I guess I'd recommend only modeling the spaceships in a CAD program like either MoI or Rhino, and create the planet only inside the animation program and not in CAD at all.

Or maybe you could render the planet separately using different unit scales for each in the modeles, and composite the renders together rather than trying to model the planet using the same units as your spaceships.

I'm not sure which way would be the best, you'd probably have to try a couple different ways. In some ways the animation programs will be less sensitive to tolerances at least at modeling time because they usually don't do operations using iterative solvers like CAD programs do where they refine a result like an intersection curve until it is within the target tolerance level. But with rendering as opposed to modeling there can still be tolerance issues in the animation program as well for stuff like bias factors in ray tracing where the start point of a shadow ray has to be moved slightly above a polygon so it doesn't hit the same polygon it's coming off of and result in self shadowing.
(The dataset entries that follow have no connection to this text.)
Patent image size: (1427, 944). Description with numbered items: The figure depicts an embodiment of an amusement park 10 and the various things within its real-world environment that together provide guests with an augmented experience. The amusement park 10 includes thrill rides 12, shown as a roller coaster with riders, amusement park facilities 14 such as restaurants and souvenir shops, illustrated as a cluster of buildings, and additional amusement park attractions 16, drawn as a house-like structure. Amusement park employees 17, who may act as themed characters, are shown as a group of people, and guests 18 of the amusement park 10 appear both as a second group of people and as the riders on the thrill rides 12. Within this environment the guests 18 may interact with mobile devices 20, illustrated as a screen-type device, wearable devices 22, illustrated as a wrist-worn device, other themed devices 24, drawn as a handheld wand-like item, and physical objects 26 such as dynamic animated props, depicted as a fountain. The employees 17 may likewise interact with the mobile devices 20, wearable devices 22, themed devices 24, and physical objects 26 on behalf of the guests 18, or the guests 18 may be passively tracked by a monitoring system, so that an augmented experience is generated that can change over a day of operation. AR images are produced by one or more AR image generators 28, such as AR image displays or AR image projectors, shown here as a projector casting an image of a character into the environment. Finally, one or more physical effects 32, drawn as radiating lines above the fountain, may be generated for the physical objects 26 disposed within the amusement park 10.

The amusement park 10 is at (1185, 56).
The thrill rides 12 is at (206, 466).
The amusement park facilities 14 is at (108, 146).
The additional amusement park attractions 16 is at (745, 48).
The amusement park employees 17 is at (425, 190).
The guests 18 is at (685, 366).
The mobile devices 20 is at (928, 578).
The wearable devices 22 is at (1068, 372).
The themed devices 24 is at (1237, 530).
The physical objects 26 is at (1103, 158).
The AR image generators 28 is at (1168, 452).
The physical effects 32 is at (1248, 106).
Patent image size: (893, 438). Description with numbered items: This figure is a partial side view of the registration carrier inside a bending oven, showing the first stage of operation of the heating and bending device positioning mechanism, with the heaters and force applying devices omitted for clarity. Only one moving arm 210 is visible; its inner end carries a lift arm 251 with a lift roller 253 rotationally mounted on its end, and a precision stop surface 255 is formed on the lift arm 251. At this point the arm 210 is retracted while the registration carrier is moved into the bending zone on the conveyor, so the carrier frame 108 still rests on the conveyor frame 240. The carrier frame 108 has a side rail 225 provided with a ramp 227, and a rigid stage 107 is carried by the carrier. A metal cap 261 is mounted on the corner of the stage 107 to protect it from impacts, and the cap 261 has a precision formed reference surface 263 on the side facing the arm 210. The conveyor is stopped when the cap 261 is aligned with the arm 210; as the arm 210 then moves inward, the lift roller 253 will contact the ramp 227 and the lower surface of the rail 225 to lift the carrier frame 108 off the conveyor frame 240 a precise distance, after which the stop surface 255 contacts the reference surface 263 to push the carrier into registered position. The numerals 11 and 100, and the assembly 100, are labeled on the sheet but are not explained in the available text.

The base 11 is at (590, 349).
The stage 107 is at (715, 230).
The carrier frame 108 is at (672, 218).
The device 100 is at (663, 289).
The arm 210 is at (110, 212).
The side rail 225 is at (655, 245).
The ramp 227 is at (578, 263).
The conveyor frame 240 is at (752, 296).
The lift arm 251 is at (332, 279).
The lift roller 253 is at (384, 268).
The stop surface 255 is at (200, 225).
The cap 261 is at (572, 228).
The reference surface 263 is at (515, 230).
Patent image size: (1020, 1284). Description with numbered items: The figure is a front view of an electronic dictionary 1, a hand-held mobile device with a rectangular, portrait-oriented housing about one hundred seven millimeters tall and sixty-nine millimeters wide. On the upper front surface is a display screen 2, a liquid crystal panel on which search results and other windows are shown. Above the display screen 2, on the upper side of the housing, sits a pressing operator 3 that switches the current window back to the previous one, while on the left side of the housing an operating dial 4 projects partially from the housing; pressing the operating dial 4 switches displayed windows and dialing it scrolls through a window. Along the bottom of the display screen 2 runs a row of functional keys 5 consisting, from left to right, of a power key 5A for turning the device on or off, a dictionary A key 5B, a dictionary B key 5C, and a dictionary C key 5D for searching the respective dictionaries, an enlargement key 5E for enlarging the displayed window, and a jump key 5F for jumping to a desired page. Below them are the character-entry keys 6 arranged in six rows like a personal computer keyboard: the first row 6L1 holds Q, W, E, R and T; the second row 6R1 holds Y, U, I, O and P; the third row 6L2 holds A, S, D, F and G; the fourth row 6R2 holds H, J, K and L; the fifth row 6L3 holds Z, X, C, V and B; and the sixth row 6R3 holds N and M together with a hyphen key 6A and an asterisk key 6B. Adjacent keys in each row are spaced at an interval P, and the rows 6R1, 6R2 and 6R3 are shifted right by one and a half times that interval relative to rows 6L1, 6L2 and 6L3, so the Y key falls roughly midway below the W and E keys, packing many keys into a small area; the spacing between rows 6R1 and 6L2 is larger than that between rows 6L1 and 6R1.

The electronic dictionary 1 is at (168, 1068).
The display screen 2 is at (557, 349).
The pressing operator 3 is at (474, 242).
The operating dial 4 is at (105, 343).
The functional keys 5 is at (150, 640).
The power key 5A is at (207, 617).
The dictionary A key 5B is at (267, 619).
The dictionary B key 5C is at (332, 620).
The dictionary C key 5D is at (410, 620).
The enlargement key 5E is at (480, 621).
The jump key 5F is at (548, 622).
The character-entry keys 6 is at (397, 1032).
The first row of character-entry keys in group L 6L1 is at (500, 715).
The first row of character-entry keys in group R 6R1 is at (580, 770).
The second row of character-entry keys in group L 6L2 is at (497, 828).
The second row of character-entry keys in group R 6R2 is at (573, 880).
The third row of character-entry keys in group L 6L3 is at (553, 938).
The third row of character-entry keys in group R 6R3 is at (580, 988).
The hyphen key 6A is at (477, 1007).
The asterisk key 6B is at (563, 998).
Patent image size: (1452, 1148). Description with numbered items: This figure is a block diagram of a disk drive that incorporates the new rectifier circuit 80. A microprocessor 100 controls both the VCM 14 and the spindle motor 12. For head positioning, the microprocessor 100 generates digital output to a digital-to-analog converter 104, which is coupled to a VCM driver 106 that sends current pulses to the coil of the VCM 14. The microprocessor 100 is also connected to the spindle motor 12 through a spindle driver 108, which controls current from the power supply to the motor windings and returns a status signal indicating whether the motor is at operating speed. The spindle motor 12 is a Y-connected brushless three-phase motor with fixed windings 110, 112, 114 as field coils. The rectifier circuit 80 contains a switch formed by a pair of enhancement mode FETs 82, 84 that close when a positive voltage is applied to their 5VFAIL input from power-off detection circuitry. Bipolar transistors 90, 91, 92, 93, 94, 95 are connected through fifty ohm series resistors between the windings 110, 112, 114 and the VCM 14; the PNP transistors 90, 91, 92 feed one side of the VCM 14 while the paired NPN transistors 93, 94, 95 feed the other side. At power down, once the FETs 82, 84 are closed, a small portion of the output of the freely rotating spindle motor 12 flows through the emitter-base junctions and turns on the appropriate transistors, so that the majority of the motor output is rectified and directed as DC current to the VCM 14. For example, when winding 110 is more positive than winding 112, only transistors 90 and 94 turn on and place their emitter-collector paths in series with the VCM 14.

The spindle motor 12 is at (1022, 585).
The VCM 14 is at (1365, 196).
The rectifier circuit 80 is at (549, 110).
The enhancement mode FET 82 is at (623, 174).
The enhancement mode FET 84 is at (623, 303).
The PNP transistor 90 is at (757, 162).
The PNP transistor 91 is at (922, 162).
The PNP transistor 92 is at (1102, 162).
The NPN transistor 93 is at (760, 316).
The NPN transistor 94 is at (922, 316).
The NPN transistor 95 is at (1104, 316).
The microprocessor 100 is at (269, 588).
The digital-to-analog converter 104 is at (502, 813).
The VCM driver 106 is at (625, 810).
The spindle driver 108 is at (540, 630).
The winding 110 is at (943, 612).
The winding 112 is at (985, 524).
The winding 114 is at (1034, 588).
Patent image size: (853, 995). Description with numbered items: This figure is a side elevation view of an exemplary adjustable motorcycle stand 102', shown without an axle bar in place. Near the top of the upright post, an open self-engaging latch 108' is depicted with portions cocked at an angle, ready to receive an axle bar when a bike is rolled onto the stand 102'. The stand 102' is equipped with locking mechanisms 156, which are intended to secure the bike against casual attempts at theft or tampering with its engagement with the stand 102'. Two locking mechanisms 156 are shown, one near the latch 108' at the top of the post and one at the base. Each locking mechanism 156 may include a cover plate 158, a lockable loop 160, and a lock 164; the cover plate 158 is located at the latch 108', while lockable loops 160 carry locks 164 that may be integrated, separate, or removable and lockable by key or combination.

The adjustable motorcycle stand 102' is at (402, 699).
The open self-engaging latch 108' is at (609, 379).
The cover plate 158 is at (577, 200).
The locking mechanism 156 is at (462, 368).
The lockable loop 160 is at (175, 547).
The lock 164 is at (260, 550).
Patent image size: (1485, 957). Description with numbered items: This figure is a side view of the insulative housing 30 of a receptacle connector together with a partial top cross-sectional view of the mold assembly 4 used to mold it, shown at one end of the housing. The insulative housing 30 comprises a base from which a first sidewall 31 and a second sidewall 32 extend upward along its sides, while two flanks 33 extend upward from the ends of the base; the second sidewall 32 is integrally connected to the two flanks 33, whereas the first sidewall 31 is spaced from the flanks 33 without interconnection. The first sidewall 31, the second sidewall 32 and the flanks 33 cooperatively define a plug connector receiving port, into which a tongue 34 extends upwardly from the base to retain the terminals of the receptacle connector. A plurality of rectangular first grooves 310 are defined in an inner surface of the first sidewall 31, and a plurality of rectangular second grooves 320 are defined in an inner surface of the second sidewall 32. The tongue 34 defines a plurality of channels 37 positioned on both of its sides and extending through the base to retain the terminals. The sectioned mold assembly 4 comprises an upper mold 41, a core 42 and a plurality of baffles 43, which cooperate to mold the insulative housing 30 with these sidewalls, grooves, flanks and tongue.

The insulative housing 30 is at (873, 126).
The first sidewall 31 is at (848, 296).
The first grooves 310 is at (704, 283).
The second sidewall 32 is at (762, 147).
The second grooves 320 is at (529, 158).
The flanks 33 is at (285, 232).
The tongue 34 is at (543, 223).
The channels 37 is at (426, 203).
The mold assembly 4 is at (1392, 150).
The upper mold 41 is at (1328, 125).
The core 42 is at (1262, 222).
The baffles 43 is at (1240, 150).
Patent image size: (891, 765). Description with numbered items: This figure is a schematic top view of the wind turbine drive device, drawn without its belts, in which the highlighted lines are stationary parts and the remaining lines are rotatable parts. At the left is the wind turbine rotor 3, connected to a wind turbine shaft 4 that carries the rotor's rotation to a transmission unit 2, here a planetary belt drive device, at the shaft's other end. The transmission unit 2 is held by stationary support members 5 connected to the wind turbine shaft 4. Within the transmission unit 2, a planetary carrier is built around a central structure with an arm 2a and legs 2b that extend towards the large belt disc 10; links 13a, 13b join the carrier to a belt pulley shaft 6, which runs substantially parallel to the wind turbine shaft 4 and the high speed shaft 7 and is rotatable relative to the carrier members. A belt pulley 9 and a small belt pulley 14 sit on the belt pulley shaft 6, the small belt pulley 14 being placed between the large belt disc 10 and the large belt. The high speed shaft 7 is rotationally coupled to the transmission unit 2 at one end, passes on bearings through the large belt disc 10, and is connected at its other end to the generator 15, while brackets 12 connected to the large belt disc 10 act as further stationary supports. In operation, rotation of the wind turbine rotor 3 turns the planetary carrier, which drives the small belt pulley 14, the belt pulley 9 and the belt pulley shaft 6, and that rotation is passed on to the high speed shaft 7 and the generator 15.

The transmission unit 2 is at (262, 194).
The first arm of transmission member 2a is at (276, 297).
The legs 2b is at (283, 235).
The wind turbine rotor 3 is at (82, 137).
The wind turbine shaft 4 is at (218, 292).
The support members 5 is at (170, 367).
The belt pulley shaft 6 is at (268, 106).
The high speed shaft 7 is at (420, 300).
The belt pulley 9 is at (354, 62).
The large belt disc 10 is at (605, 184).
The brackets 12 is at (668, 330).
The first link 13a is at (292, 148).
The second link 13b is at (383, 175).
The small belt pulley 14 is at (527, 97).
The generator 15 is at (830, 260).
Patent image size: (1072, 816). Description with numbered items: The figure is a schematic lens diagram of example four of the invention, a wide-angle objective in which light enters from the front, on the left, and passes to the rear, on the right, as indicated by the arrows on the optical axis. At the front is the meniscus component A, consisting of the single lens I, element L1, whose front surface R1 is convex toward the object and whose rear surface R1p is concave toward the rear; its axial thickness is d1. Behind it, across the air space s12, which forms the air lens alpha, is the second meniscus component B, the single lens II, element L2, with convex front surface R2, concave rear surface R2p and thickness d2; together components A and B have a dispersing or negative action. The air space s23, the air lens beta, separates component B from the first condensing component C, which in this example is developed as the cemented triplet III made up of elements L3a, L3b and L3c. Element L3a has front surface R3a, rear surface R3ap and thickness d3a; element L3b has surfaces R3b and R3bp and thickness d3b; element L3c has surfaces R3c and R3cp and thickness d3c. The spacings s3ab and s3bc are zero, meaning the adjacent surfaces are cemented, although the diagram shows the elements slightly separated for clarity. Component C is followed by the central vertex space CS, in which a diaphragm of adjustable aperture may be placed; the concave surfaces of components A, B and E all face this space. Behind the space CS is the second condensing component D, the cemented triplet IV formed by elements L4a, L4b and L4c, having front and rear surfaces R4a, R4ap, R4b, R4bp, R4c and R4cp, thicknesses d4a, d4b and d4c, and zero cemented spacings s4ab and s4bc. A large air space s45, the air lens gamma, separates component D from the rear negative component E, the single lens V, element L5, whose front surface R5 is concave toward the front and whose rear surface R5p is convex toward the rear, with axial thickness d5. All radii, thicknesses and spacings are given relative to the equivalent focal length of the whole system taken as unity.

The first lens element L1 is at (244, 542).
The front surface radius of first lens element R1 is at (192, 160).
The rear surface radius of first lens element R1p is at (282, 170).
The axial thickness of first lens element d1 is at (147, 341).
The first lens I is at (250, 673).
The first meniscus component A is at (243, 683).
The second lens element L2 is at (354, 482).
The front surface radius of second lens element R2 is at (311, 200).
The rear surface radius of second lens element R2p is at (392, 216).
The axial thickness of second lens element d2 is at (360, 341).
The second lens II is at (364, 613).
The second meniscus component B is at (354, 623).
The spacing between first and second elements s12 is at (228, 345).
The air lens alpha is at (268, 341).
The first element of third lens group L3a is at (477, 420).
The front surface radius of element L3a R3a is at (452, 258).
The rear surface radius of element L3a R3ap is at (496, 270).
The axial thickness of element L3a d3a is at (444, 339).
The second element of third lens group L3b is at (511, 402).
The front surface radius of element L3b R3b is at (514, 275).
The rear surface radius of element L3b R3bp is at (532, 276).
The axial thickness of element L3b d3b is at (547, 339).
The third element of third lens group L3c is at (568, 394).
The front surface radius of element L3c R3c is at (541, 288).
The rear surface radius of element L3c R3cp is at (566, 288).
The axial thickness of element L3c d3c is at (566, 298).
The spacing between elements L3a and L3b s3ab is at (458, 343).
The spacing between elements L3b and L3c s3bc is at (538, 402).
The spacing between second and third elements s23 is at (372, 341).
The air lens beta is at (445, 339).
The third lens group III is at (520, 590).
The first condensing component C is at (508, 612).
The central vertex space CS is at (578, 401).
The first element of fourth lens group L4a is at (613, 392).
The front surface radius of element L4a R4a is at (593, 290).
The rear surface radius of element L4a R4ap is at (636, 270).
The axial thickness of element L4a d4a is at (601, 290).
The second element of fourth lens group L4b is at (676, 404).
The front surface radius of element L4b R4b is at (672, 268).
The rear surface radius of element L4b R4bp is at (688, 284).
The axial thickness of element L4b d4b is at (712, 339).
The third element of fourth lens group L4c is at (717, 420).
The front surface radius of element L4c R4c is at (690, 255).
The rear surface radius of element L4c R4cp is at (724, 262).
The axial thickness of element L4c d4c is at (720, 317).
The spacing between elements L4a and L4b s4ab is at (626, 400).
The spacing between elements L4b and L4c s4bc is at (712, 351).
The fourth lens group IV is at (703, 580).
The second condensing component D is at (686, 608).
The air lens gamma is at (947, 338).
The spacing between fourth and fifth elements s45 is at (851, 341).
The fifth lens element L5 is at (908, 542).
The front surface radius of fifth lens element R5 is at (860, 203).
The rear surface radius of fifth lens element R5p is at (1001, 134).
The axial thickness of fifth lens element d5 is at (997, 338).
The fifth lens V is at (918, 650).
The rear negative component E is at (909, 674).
Often times that's a fixed distance value and might need to be set to different values that are relative to the scale of the objects being rendered.


> If so, that means that the objects in .obj format can get rid of the tolerance, while until i'm
> working with nurb objects i always have to think about the tolerance ?

You may still need to worry about tolerances at render time if there are things like bias factors involved. You should probably do some simplified test runs using different methods to see if there are problems or not.